Filed Under:Markets, Company News

Accounting Practices Positively Impacts Capital, Surplus of Insurers in SNL Survey

Photo credit: adamr
Photo credit: adamr

State-permitted and prescribed accounting practices positively impacted the capital and surplus reported by 85% of the life and P&C insurers surveyed by SNL Financial.

The data from SNL Financial, Charlottesville, Va. reveals the capital and surplus among 17 of 20 insurers were positively impacted as a result of the insurers using permitted and prescribed accounting practices. These practices are accounting procedures allowed or mandated, respectively, for calculating net income and surplus for insurers domiciled in the state.

Positive impact indicates that the permitted or prescribed accounting practices resulted in an increase in the reported capital and surplus. The data gathered by SNL is based as-reported annual NAIC statutory statement filings of U.S. insurers.

AEGON NV reported the largest positive percentage change (289%) in capital and surplus in 2011. The company’s reported capital and surplus in 2011 was $5.12 billion, as compared to $4.3 billion in 2010.

Benefiting from the second, third and fourth largest impacts on capital and surplus in 2011 (in percentage terms) were American Life Insurance Company (a MetLife Company) at 21.6%; Hartford Life & Annuity Insurance Co., (a unit of Harford Financial Services) at 11.2%; and Erie Insurance Exchange (a unit of Erie Insurance Group) at 10.6%.

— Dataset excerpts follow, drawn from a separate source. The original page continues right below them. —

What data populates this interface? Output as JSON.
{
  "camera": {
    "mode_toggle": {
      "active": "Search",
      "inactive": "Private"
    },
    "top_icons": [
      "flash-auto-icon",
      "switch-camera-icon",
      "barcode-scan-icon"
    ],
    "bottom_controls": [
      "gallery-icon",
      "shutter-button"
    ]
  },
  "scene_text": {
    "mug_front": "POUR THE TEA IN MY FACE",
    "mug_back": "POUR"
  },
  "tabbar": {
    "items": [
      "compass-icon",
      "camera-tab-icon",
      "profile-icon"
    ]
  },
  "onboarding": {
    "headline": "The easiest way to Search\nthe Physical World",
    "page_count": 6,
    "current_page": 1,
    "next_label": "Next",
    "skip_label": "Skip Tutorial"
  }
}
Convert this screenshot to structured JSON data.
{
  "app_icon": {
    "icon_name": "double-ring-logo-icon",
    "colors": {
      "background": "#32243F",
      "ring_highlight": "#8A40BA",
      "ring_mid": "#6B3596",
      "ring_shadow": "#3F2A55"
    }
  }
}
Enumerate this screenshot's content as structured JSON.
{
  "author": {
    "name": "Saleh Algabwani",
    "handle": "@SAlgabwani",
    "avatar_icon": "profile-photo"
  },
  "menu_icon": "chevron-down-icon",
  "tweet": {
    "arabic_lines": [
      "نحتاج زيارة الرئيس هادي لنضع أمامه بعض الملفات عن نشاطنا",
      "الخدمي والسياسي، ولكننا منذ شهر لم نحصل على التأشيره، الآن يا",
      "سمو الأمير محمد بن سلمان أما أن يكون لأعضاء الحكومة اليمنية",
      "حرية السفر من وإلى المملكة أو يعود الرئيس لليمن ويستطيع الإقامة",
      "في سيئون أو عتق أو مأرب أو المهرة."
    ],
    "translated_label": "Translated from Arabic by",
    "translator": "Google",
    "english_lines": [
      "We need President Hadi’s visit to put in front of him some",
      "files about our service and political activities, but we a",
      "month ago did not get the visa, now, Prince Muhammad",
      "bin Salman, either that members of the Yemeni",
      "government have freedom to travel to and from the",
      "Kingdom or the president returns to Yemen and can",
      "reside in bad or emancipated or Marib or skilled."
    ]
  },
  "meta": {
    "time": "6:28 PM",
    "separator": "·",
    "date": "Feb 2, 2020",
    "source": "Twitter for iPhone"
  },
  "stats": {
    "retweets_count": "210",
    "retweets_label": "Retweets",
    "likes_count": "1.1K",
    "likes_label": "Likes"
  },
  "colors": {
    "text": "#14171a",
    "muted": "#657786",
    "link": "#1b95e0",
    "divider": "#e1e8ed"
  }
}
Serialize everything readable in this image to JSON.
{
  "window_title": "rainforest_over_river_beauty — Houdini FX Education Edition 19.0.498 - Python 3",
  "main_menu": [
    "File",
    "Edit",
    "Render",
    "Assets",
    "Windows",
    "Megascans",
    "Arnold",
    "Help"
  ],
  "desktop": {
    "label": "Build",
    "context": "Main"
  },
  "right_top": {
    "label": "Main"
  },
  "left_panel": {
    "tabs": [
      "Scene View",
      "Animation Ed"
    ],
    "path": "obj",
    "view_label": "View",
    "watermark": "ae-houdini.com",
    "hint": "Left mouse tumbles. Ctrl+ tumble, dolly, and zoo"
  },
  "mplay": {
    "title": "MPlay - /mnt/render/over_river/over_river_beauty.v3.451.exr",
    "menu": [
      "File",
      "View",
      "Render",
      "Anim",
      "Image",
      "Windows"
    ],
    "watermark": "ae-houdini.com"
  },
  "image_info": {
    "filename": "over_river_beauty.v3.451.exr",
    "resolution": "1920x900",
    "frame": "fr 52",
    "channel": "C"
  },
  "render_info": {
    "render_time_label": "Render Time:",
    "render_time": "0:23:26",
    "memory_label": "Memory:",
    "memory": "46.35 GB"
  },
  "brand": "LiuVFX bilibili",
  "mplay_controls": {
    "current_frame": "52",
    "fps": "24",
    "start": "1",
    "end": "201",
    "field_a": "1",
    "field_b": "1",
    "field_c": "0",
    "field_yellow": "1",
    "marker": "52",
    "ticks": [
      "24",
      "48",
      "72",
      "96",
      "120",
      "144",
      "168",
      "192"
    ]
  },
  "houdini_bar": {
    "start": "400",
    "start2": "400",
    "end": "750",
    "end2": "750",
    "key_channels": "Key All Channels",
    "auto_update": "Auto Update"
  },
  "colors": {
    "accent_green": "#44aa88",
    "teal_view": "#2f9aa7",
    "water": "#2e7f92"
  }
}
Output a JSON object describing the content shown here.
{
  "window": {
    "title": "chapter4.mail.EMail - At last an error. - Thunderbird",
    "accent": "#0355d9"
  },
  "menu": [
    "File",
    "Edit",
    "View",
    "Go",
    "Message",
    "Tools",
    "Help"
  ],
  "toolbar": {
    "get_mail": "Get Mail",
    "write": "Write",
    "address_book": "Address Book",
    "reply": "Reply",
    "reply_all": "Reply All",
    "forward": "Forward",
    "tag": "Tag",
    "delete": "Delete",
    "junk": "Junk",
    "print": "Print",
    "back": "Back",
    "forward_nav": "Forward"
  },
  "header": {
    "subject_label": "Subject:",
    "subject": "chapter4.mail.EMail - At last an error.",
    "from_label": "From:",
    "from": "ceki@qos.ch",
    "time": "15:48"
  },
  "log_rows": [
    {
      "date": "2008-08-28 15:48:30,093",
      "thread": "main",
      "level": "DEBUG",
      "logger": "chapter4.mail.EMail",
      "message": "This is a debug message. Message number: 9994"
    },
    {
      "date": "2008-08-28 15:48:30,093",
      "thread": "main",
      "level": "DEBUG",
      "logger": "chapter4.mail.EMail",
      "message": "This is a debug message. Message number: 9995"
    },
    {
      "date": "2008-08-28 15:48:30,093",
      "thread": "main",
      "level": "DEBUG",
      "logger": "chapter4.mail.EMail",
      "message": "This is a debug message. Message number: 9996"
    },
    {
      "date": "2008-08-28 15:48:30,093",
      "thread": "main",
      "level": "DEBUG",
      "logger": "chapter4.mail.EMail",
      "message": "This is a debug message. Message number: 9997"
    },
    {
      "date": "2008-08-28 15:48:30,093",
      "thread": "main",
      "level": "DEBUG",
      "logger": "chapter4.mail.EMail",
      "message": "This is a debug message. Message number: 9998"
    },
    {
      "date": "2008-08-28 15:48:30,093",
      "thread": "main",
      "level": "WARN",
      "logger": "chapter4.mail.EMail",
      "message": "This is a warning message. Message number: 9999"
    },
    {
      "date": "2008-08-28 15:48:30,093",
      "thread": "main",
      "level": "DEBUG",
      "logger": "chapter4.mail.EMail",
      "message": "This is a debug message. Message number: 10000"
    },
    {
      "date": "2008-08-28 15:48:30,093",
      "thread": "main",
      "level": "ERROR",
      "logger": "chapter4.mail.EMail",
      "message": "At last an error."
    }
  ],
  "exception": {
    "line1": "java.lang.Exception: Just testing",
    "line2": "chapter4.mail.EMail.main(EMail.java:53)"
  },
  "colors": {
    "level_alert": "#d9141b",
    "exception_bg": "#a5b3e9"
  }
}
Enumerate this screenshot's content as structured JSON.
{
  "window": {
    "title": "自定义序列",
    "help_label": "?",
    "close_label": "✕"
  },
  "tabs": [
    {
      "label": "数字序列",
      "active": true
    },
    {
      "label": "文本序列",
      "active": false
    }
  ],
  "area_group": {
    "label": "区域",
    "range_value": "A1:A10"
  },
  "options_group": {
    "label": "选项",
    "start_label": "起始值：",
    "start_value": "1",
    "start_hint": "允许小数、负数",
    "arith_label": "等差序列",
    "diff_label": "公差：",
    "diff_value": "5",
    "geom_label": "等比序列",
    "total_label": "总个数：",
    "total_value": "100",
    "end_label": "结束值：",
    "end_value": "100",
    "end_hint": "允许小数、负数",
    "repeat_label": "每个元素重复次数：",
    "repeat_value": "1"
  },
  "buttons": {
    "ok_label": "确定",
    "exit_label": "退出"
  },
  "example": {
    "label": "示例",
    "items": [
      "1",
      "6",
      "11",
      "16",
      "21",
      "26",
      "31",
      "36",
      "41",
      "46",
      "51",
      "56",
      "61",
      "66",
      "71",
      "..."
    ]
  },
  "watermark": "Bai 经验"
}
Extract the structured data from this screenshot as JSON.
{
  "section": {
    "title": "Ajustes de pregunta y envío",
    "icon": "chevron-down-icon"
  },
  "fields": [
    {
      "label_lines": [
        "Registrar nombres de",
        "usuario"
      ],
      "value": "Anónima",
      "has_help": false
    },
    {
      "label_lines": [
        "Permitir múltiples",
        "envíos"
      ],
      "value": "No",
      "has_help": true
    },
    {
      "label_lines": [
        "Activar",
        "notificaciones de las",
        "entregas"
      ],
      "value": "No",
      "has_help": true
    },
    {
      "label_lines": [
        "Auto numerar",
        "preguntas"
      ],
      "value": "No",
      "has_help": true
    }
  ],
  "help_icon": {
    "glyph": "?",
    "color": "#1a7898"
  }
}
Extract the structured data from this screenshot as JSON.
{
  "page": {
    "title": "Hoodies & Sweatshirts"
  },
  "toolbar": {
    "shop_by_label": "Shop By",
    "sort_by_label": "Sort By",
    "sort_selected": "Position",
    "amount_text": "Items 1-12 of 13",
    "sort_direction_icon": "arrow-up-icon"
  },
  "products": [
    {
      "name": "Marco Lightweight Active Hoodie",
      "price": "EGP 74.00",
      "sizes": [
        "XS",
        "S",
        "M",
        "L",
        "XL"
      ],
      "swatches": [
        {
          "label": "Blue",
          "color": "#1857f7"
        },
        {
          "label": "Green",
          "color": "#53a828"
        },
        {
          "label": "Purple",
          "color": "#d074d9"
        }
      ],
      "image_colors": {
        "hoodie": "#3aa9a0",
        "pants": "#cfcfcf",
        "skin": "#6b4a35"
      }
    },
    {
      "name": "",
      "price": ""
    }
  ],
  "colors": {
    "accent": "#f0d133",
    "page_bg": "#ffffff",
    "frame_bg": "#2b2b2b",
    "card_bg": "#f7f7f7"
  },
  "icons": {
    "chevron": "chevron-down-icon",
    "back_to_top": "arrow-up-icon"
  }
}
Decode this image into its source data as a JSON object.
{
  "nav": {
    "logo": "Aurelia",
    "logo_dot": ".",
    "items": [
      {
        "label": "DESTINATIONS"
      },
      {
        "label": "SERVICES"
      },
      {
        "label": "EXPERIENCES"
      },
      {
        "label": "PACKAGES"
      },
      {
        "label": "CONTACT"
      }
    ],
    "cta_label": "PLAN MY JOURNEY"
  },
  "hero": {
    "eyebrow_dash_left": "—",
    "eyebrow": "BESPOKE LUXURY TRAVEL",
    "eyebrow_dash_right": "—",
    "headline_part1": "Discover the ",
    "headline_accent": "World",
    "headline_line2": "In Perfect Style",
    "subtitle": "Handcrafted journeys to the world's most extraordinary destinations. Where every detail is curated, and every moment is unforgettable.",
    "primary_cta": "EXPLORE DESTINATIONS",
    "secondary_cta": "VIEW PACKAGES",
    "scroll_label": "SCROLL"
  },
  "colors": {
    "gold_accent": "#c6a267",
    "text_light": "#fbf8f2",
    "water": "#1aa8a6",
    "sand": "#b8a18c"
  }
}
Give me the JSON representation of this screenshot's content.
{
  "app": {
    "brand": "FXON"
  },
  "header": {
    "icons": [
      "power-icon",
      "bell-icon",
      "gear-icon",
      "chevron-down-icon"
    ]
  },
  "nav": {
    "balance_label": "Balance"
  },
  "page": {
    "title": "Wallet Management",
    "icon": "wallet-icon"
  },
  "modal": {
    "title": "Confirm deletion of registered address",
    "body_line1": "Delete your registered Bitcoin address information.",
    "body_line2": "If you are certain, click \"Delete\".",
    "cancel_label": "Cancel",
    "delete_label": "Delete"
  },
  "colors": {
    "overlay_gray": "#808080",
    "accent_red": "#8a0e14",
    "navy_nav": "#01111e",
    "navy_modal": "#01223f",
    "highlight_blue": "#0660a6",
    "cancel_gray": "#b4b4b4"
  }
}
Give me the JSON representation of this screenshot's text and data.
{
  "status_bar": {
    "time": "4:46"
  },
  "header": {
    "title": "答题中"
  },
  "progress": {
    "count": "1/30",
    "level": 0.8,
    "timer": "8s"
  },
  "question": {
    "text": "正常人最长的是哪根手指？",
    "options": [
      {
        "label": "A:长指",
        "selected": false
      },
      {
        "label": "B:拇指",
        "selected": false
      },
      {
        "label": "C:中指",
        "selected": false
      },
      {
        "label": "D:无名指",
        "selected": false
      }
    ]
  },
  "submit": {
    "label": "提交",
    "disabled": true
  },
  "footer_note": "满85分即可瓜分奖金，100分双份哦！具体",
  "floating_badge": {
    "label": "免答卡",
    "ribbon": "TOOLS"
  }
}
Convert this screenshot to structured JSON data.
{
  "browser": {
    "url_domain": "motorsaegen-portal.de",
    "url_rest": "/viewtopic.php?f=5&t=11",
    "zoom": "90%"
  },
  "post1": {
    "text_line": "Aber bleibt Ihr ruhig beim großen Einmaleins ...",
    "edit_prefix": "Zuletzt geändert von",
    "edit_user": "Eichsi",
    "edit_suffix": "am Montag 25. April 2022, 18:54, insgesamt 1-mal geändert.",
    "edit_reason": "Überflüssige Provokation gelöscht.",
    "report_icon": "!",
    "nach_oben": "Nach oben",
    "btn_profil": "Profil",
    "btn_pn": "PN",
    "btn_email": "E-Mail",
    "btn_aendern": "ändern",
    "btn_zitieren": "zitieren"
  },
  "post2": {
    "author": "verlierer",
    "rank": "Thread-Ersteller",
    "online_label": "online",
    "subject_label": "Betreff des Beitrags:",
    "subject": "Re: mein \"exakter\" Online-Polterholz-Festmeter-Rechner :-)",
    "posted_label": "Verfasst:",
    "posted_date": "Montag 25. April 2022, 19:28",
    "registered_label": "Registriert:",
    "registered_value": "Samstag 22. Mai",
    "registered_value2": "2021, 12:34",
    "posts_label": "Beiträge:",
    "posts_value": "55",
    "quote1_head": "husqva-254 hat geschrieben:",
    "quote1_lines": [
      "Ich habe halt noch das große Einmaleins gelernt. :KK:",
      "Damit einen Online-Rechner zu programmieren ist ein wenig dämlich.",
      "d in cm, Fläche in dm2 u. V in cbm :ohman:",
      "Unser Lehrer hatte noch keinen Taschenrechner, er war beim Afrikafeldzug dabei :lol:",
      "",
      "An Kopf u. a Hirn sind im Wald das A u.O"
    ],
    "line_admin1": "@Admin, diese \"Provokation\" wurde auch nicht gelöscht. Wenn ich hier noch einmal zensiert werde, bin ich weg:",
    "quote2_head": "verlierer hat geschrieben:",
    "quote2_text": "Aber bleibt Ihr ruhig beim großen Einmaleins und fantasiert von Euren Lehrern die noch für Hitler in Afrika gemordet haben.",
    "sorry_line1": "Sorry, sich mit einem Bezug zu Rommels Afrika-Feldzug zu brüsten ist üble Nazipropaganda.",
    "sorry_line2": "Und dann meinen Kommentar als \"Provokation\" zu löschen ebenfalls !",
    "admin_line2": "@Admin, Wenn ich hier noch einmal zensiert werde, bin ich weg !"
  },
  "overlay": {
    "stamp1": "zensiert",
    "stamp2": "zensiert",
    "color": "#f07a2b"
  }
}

These three companies reported capital and surplus in 2011 of 3.31 billion, $3.93 billion and $5.17 billion, respectively, in 2011. These figures compare to reported capital and surplus in 2010 of, respectively, $4.32 billion, $4.06 billion and $5.07 billion.

The three insurers in the SNL survey that suffered a negative impact on capital and surplus included Teachers Insurance & Annuity Associates (TIAA-CREF), Jackson National Life and New York Life Insurance & Annuity Corp. The negative impact in percentage terms for the three companies totaled -12.5%, -10.8% and -5.1%, respectively.

The reported capital and surplus of the three companies in 2011 totaled $27.13 billion, $3.65 billion and $5.79 billion, respectively.